Having watched the volume of technology-forecasting literature expand over the years, our curiosity was naturally piqued when we read Barbara Mellers’ claim that companies can still make better predictions. “Companies can do better at forecasting the future by creating their own set of superforecasters,” Mellers, a Wharton School of Business marketing professor, told Knowledge@Wharton.
Mellers was being interviewed about her experience leading a research team with Philip Tetlock, also a professor at Wharton, in four years of forecasting tournaments sponsored by the U.S. Intelligence Advanced Research Projects Activity (IARPA). Learning that her team had won the competition four years straight, CIMS IMR invited her to discuss how businesses in a variety of sectors, from finance to retail to R&D, can make better forecasts. Here is her account, which appears in the January/February 2016 issue of the IMR.
The IARPA competition involved five university-industry teams competing to elicit probability judgments about geopolitical events from diverse crowds around the world and aggregate those probability judgments in as accurate a way as possible. Our team was called the Good Judgment Project. We had no silver bullets, so we ran experiments to find out what worked best. We recruited thousands of forecasters from professional societies, research centers and word of mouth and randomly assigned them to different conditions (or what economists call “treatments”).
Forecasters were given questions on a website roughly every two weeks for about nine months. Questions covered a wide range of topics, including military conflicts, international treaties, financial markets, pandemics, elections, and refugee flows. They were written clearly enough that outcomes were easy to resolve. For example, one question asked, “Will Saddam Hussein still be in power on December 31, 2014?” With questions like these, we could find out who was right and who was wrong– and by how much.
The Good Judgment Project found that three factors had an enormous effect on accuracy. The first was training. People can be taught to reason more probabilistically and make better predictions. Accuracy improved by about 10 percent relative to an unweighted average of crowd forecasts. We developed a training module that was administered once at the beginning of the tournament and took about 45 minutes. Forecasters could refer back to it if they wished. It was very surprising to us, but this relatively simple training had an effect on accuracy. Businesses must keep if they are serious about improving forecasts. That’s the only route to learning.
The second factor was teaming. We randomly assigned people to conditions in which they worked alone or in groups of about 10 to 15 team members. Teams interacted on the Internet; they were never working in the same room together. Putting people to work in collaborative environments turned out to be superior to having them work alone. We originally thought that independent forecasters would do better; independent errors would cancel out and the crowd would become wiser. Instead, teaming improved accuracy by approximately 20 percent. Allowing forecasters to share information and discuss their rationales was much more powerful than the cancellation of independent errors.
The third factor was tracking. We got incredible mileage from this intervention; accuracy improved by 30 to 40 percent. This method was the equivalent of putting the smarter kids together in the same classroom. We selected the top 2% of performers each year, placed them together in elite teams of 10 to 15 members, and gave them the title of superforecasters. They were phenomenal! They showed no regression to the mean in follow-up years; in fact, they got even better by working in such an enriched environment. Tracking turned out to be our most successful intervention. In fact, the superforecasters were more accurate than analysts who were making predictions on the same questions inside the intelligence community.
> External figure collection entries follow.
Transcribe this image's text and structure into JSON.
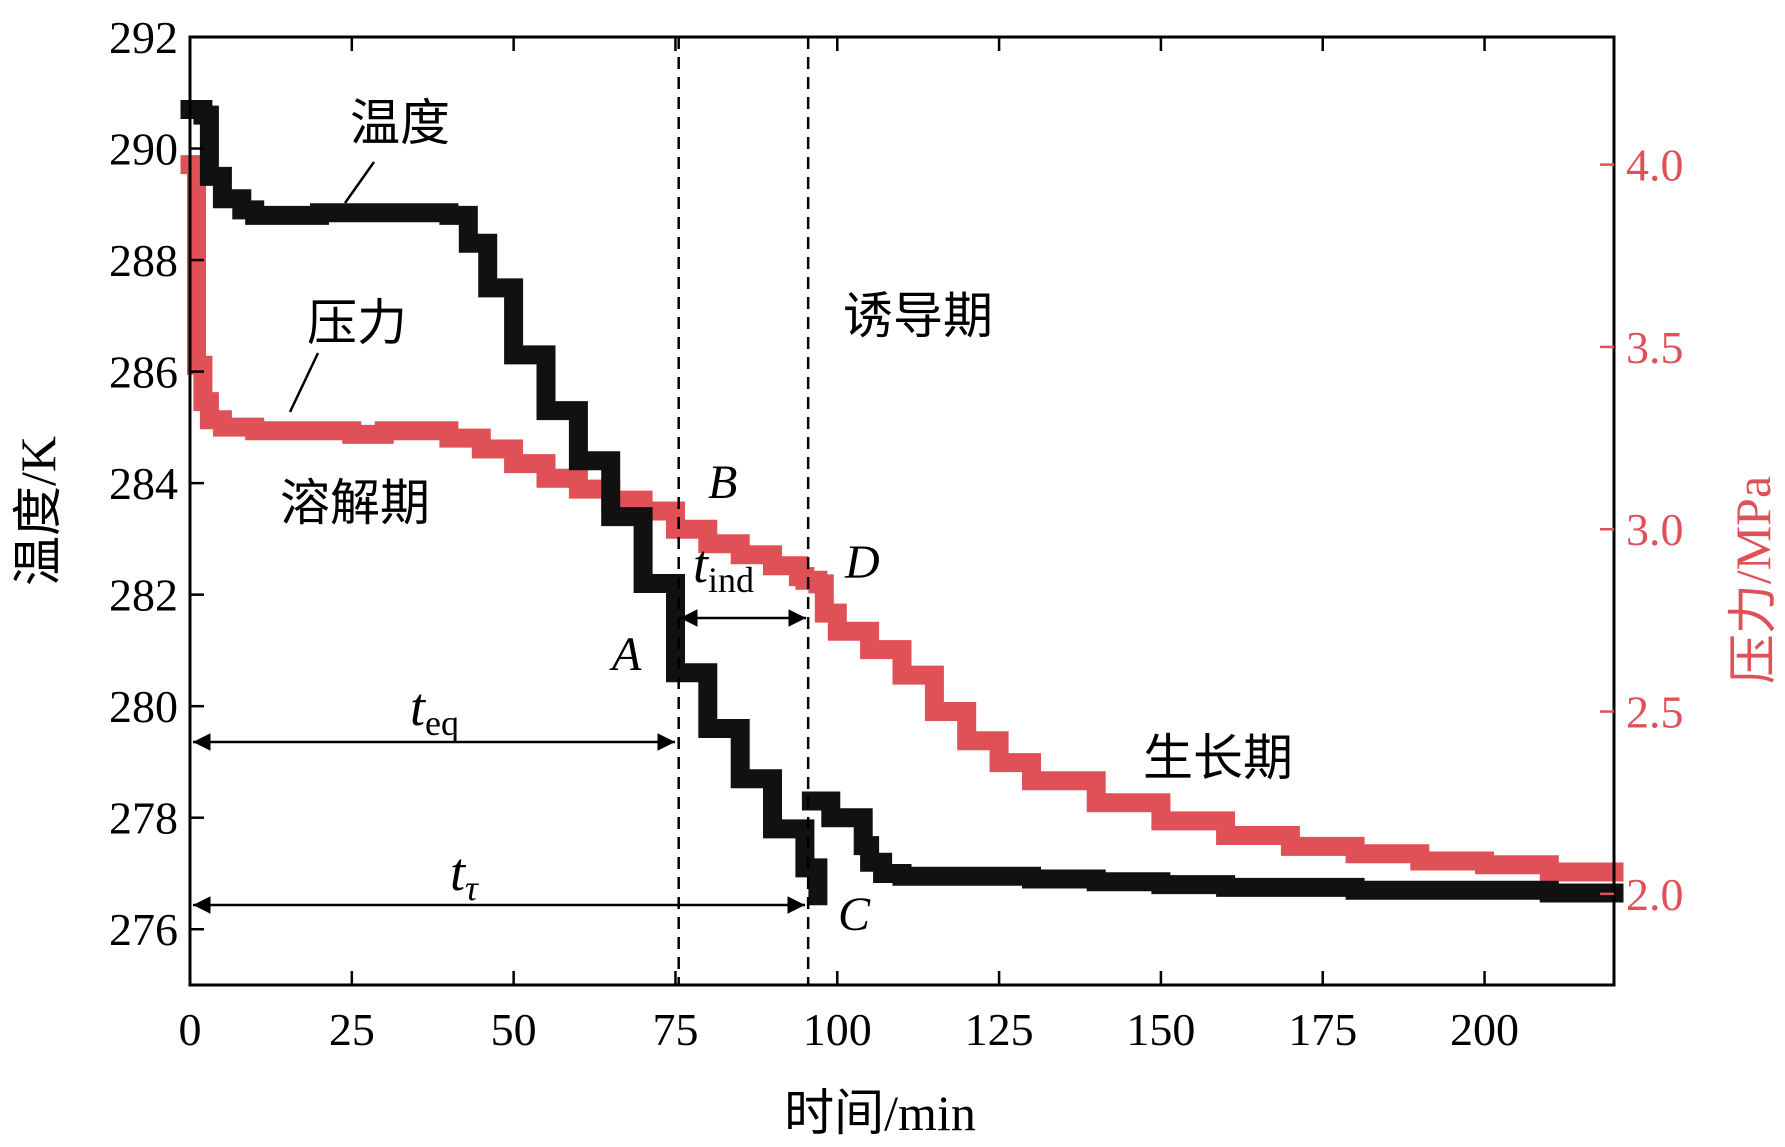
{
  "chart_data": {
    "type": "line",
    "xlabel": "时间/min",
    "ylabel_left": "温度/K",
    "ylabel_right": "压力/MPa",
    "xlim": [
      0,
      220
    ],
    "ylim_left": [
      275,
      292
    ],
    "ylim_right": [
      1.75,
      4.35
    ],
    "x_ticks": [
      0,
      25,
      50,
      75,
      100,
      125,
      150,
      175,
      200
    ],
    "y_ticks_left": [
      276,
      278,
      280,
      282,
      284,
      286,
      288,
      290,
      292
    ],
    "y_ticks_right": [
      2.0,
      2.5,
      3.0,
      3.5,
      4.0
    ],
    "series": [
      {
        "name": "温度",
        "axis": "left",
        "color": "#111111",
        "segments": [
          {
            "x": [
              0,
              2,
              3,
              5,
              8,
              10,
              15,
              20,
              25,
              30,
              35,
              38,
              40,
              43,
              46,
              50,
              55,
              60,
              65,
              70,
              75,
              80,
              85,
              90,
              95,
              97
            ],
            "y": [
              290.7,
              290.6,
              289.5,
              289.1,
              288.9,
              288.8,
              288.8,
              288.85,
              288.85,
              288.85,
              288.85,
              288.85,
              288.8,
              288.3,
              287.5,
              286.3,
              285.3,
              284.4,
              283.4,
              282.2,
              280.6,
              279.6,
              278.7,
              277.8,
              277.1,
              276.6
            ]
          },
          {
            "x": [
              96,
              99,
              102,
              104,
              105,
              107,
              110,
              120,
              130,
              140,
              150,
              160,
              170,
              180,
              190,
              200,
              210,
              220
            ],
            "y": [
              278.3,
              278.0,
              278.0,
              277.5,
              277.2,
              277.0,
              276.95,
              276.95,
              276.9,
              276.85,
              276.8,
              276.75,
              276.75,
              276.7,
              276.7,
              276.7,
              276.65,
              276.65
            ]
          }
        ]
      },
      {
        "name": "压力",
        "axis": "right",
        "color": "#e05057",
        "segments": [
          {
            "x": [
              0,
              1,
              2,
              3,
              5,
              10,
              15,
              20,
              25,
              30,
              35,
              40,
              45,
              50,
              55,
              60,
              65,
              70,
              75,
              80,
              85,
              90,
              94,
              95,
              96,
              97,
              98,
              100,
              105,
              110,
              115,
              120,
              125,
              130,
              140,
              150,
              160,
              170,
              180,
              190,
              200,
              210,
              220
            ],
            "y": [
              4.0,
              3.45,
              3.35,
              3.3,
              3.28,
              3.27,
              3.27,
              3.27,
              3.26,
              3.27,
              3.27,
              3.25,
              3.22,
              3.18,
              3.14,
              3.11,
              3.08,
              3.05,
              3.0,
              2.96,
              2.93,
              2.9,
              2.87,
              2.86,
              2.86,
              2.85,
              2.77,
              2.72,
              2.67,
              2.6,
              2.5,
              2.42,
              2.36,
              2.31,
              2.25,
              2.2,
              2.16,
              2.13,
              2.11,
              2.09,
              2.08,
              2.06,
              2.06
            ]
          }
        ]
      }
    ],
    "vlines": [
      75.5,
      95.5
    ],
    "annotations": {
      "temp_label": "温度",
      "pressure_label": "压力",
      "dissolution": "溶解期",
      "induction": "诱导期",
      "growth": "生长期",
      "point_a": "A",
      "point_b": "B",
      "point_c": "C",
      "point_d": "D",
      "t_eq_main": "t",
      "t_eq_sub": "eq",
      "t_ind_main": "t",
      "t_ind_sub": "ind",
      "t_tau_main": "t",
      "t_tau_sub": "τ"
    }
  }
}
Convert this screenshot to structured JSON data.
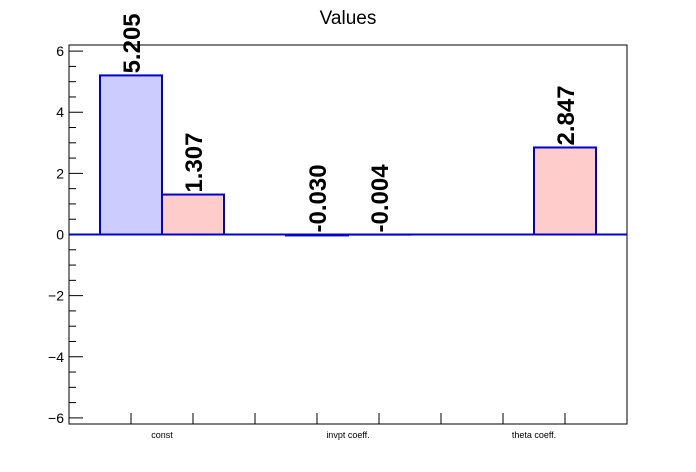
{
  "chart_data": {
    "type": "bar",
    "title": "Values",
    "xlabel": "",
    "ylabel": "",
    "categories": [
      "const",
      "invpt coeff.",
      "theta coeff."
    ],
    "ylim": [
      -6.2,
      6.2
    ],
    "yticks": [
      "6",
      "4",
      "2",
      "0",
      "−2",
      "−4",
      "−6"
    ],
    "grid": false,
    "legend": "none",
    "series": [
      {
        "values": [
          5.205,
          -0.03,
          null
        ],
        "labels": [
          "5.205",
          "-0.030",
          ""
        ],
        "fill": "#ccccff",
        "stroke": "#0000cc"
      },
      {
        "values": [
          1.307,
          -0.004,
          2.847
        ],
        "labels": [
          "1.307",
          "-0.004",
          "2.847"
        ],
        "fill": "#ffcccc",
        "stroke": "#0000cc"
      }
    ],
    "zero_line_color": "#0000cc"
  }
}
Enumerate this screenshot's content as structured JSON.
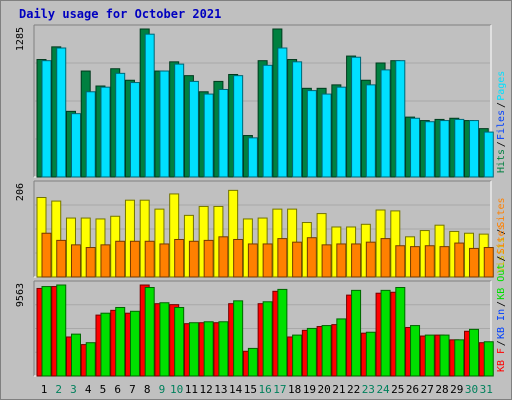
{
  "chart_data": {
    "type": "bar",
    "title": "Daily usage for October 2021",
    "categories": [
      "1",
      "2",
      "3",
      "4",
      "5",
      "6",
      "7",
      "8",
      "9",
      "10",
      "11",
      "12",
      "13",
      "14",
      "15",
      "16",
      "17",
      "18",
      "19",
      "20",
      "21",
      "22",
      "23",
      "24",
      "25",
      "26",
      "27",
      "28",
      "29",
      "30",
      "31"
    ],
    "weekend_days": [
      2,
      3,
      9,
      10,
      16,
      17,
      23,
      24,
      30,
      31
    ],
    "colors": {
      "hits": "#008040",
      "files": "#0040ff",
      "pages": "#00e0ff",
      "visits": "#ffff00",
      "sites": "#ff8000",
      "kb_in": "#00e000",
      "kb_out": "#ff0000",
      "weekday_label": "#000000",
      "weekend_label": "#00805c"
    },
    "panels": [
      {
        "id": "hits-files-pages",
        "max_label": "1285",
        "ylim": [
          0,
          1285
        ],
        "legend": [
          {
            "label": "Hits",
            "color_key": "hits"
          },
          {
            "label": "/",
            "color_key": "slash"
          },
          {
            "label": "Files",
            "color_key": "files"
          },
          {
            "label": "/",
            "color_key": "slash"
          },
          {
            "label": "Pages",
            "color_key": "pages"
          }
        ],
        "series": [
          {
            "name": "Hits",
            "color": "#008040",
            "values": [
              1020,
              1130,
              570,
              920,
              790,
              940,
              840,
              1285,
              920,
              1000,
              880,
              740,
              830,
              890,
              360,
              1010,
              1285,
              1020,
              770,
              770,
              800,
              1050,
              840,
              990,
              1010,
              520,
              490,
              500,
              510,
              490,
              420
            ]
          },
          {
            "name": "Pages",
            "color": "#00e0ff",
            "values": [
              1010,
              1120,
              550,
              740,
              780,
              900,
              820,
              1240,
              920,
              980,
              830,
              720,
              760,
              880,
              340,
              970,
              1120,
              1000,
              750,
              720,
              780,
              1040,
              800,
              930,
              1010,
              510,
              480,
              490,
              500,
              490,
              390
            ]
          }
        ]
      },
      {
        "id": "visits-sites",
        "max_label": "206",
        "ylim": [
          0,
          206
        ],
        "legend": [
          {
            "label": "Visits",
            "color_key": "visits"
          },
          {
            "label": "/",
            "color_key": "slash"
          },
          {
            "label": "Sites",
            "color_key": "sites"
          }
        ],
        "series": [
          {
            "name": "Visits",
            "color": "#ffff00",
            "values": [
              178,
              170,
              132,
              132,
              130,
              136,
              172,
              172,
              152,
              186,
              138,
              158,
              158,
              194,
              130,
              132,
              152,
              152,
              122,
              142,
              112,
              112,
              118,
              150,
              148,
              90,
              104,
              116,
              102,
              98,
              96
            ]
          },
          {
            "name": "Sites",
            "color": "#ff8000",
            "values": [
              98,
              82,
              72,
              66,
              72,
              80,
              80,
              80,
              74,
              84,
              80,
              82,
              90,
              84,
              74,
              74,
              86,
              78,
              88,
              72,
              74,
              74,
              78,
              86,
              70,
              68,
              70,
              68,
              76,
              64,
              66
            ]
          }
        ]
      },
      {
        "id": "kbout-kbin",
        "max_label": "9563",
        "ylim": [
          0,
          9563
        ],
        "legend": [
          {
            "label": "KB F",
            "color_key": "kb_out"
          },
          {
            "label": "/",
            "color_key": "slash"
          },
          {
            "label": "KB In",
            "color_key": "files"
          },
          {
            "label": "/",
            "color_key": "slash"
          },
          {
            "label": "KB Out",
            "color_key": "kb_in"
          },
          {
            "label": "/",
            "color_key": "slash"
          },
          {
            "label": "Sites",
            "color_key": "sites"
          }
        ],
        "series": [
          {
            "name": "KB F",
            "color": "#ff0000",
            "values": [
              9200,
              9400,
              4100,
              3300,
              6400,
              6900,
              6600,
              9563,
              7600,
              7500,
              5500,
              5600,
              5600,
              7600,
              2600,
              7600,
              8900,
              4100,
              4800,
              5200,
              5400,
              8500,
              4500,
              8700,
              8800,
              5100,
              4200,
              4300,
              3800,
              4700,
              3500
            ]
          },
          {
            "name": "KB In",
            "color": "#00e000",
            "values": [
              9400,
              9563,
              4400,
              3500,
              6600,
              7200,
              6800,
              9300,
              7700,
              7200,
              5600,
              5700,
              5700,
              7900,
              2900,
              7800,
              9100,
              4300,
              5000,
              5300,
              6000,
              9000,
              4600,
              9000,
              9300,
              5300,
              4300,
              4300,
              3800,
              4900,
              3600
            ]
          }
        ]
      }
    ]
  }
}
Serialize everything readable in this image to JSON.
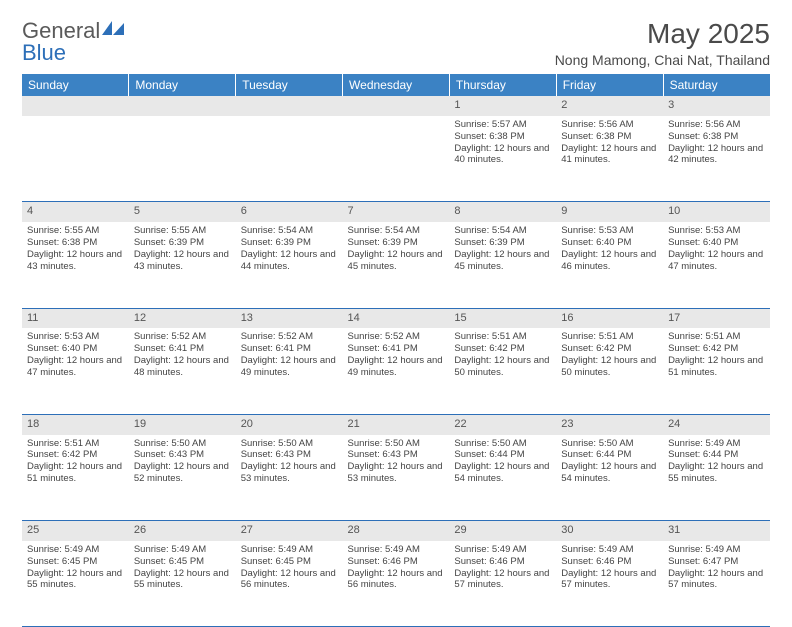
{
  "brand": {
    "part1": "General",
    "part2": "Blue"
  },
  "title": "May 2025",
  "location": "Nong Mamong, Chai Nat, Thailand",
  "colors": {
    "header_bg": "#3b82c4",
    "header_text": "#ffffff",
    "daynum_bg": "#e8e8e8",
    "row_border": "#2d6fb8",
    "text": "#444444",
    "brand_blue": "#2d6fb8"
  },
  "weekdays": [
    "Sunday",
    "Monday",
    "Tuesday",
    "Wednesday",
    "Thursday",
    "Friday",
    "Saturday"
  ],
  "weeks": [
    {
      "nums": [
        "",
        "",
        "",
        "",
        "1",
        "2",
        "3"
      ],
      "cells": [
        null,
        null,
        null,
        null,
        {
          "sunrise": "5:57 AM",
          "sunset": "6:38 PM",
          "daylight": "12 hours and 40 minutes."
        },
        {
          "sunrise": "5:56 AM",
          "sunset": "6:38 PM",
          "daylight": "12 hours and 41 minutes."
        },
        {
          "sunrise": "5:56 AM",
          "sunset": "6:38 PM",
          "daylight": "12 hours and 42 minutes."
        }
      ]
    },
    {
      "nums": [
        "4",
        "5",
        "6",
        "7",
        "8",
        "9",
        "10"
      ],
      "cells": [
        {
          "sunrise": "5:55 AM",
          "sunset": "6:38 PM",
          "daylight": "12 hours and 43 minutes."
        },
        {
          "sunrise": "5:55 AM",
          "sunset": "6:39 PM",
          "daylight": "12 hours and 43 minutes."
        },
        {
          "sunrise": "5:54 AM",
          "sunset": "6:39 PM",
          "daylight": "12 hours and 44 minutes."
        },
        {
          "sunrise": "5:54 AM",
          "sunset": "6:39 PM",
          "daylight": "12 hours and 45 minutes."
        },
        {
          "sunrise": "5:54 AM",
          "sunset": "6:39 PM",
          "daylight": "12 hours and 45 minutes."
        },
        {
          "sunrise": "5:53 AM",
          "sunset": "6:40 PM",
          "daylight": "12 hours and 46 minutes."
        },
        {
          "sunrise": "5:53 AM",
          "sunset": "6:40 PM",
          "daylight": "12 hours and 47 minutes."
        }
      ]
    },
    {
      "nums": [
        "11",
        "12",
        "13",
        "14",
        "15",
        "16",
        "17"
      ],
      "cells": [
        {
          "sunrise": "5:53 AM",
          "sunset": "6:40 PM",
          "daylight": "12 hours and 47 minutes."
        },
        {
          "sunrise": "5:52 AM",
          "sunset": "6:41 PM",
          "daylight": "12 hours and 48 minutes."
        },
        {
          "sunrise": "5:52 AM",
          "sunset": "6:41 PM",
          "daylight": "12 hours and 49 minutes."
        },
        {
          "sunrise": "5:52 AM",
          "sunset": "6:41 PM",
          "daylight": "12 hours and 49 minutes."
        },
        {
          "sunrise": "5:51 AM",
          "sunset": "6:42 PM",
          "daylight": "12 hours and 50 minutes."
        },
        {
          "sunrise": "5:51 AM",
          "sunset": "6:42 PM",
          "daylight": "12 hours and 50 minutes."
        },
        {
          "sunrise": "5:51 AM",
          "sunset": "6:42 PM",
          "daylight": "12 hours and 51 minutes."
        }
      ]
    },
    {
      "nums": [
        "18",
        "19",
        "20",
        "21",
        "22",
        "23",
        "24"
      ],
      "cells": [
        {
          "sunrise": "5:51 AM",
          "sunset": "6:42 PM",
          "daylight": "12 hours and 51 minutes."
        },
        {
          "sunrise": "5:50 AM",
          "sunset": "6:43 PM",
          "daylight": "12 hours and 52 minutes."
        },
        {
          "sunrise": "5:50 AM",
          "sunset": "6:43 PM",
          "daylight": "12 hours and 53 minutes."
        },
        {
          "sunrise": "5:50 AM",
          "sunset": "6:43 PM",
          "daylight": "12 hours and 53 minutes."
        },
        {
          "sunrise": "5:50 AM",
          "sunset": "6:44 PM",
          "daylight": "12 hours and 54 minutes."
        },
        {
          "sunrise": "5:50 AM",
          "sunset": "6:44 PM",
          "daylight": "12 hours and 54 minutes."
        },
        {
          "sunrise": "5:49 AM",
          "sunset": "6:44 PM",
          "daylight": "12 hours and 55 minutes."
        }
      ]
    },
    {
      "nums": [
        "25",
        "26",
        "27",
        "28",
        "29",
        "30",
        "31"
      ],
      "cells": [
        {
          "sunrise": "5:49 AM",
          "sunset": "6:45 PM",
          "daylight": "12 hours and 55 minutes."
        },
        {
          "sunrise": "5:49 AM",
          "sunset": "6:45 PM",
          "daylight": "12 hours and 55 minutes."
        },
        {
          "sunrise": "5:49 AM",
          "sunset": "6:45 PM",
          "daylight": "12 hours and 56 minutes."
        },
        {
          "sunrise": "5:49 AM",
          "sunset": "6:46 PM",
          "daylight": "12 hours and 56 minutes."
        },
        {
          "sunrise": "5:49 AM",
          "sunset": "6:46 PM",
          "daylight": "12 hours and 57 minutes."
        },
        {
          "sunrise": "5:49 AM",
          "sunset": "6:46 PM",
          "daylight": "12 hours and 57 minutes."
        },
        {
          "sunrise": "5:49 AM",
          "sunset": "6:47 PM",
          "daylight": "12 hours and 57 minutes."
        }
      ]
    }
  ],
  "labels": {
    "sunrise": "Sunrise:",
    "sunset": "Sunset:",
    "daylight": "Daylight:"
  }
}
The combination of these interventions, plus excellent aggregation algorithms, allowed us to win the tournaments four years in a row.
We now know much more about creating more accurate forecasts, and we believe it applies to businesses. We have better rules for combining multiple forecasts. We know more about which people are more likely to succeed. We know more about conditions that bring out the best in forecasters. Furthermore, we understand when survey formats (i.e., Gallup-like prediction polls) do better and when they do worse than prediction markets. Interaction is essential. In survey formats, team members cooperate with each other and compete against other teams. In prediction markets, competition is the driving factor. However, when we created a market with teams, predictions were more accurate than the market with individuals. We suspect the combination of cooperation and competition is an excellent environment to generate better forecasts.
The financial industry is one domain that could greatly benefit from superforecasters. Financial analysts understand the benefits of having greater precision in their predictions. If analysts think an event is 60 percent likely to occur, they might buy (or sell) fewer stocks than if they believe the event’s likelihood is 80 percent. The difference in probabilities translates directly into money. In the world of politics, the translation is not as clear. Probabilities are important, but would a change from 60 to 80 percent mean a different decision? It’s hard to say.
Retail is another area where better forecasting could be extremely helpful. Companies could target customer segments and ask them which products people will like the most. Companies can ask employees to help forecast manufacturing and distribution questions, possible delays, and eventual sales. There is a great deal of information that could be obtained from both employees and customers, and that information could be gathered with surveys or prediction markets that incentivize the right people. Forecasting is also essential in companies with intensive R&D units, such as pharmaceuticals. Experts and other knowledgeable people could forecast the success of different drugs, and those forecasts could be aggregated to make even more accurate predictions. Forecasts will be much improved by polling multiple informed opinions rather than relying on advice of one or two alleged gurus.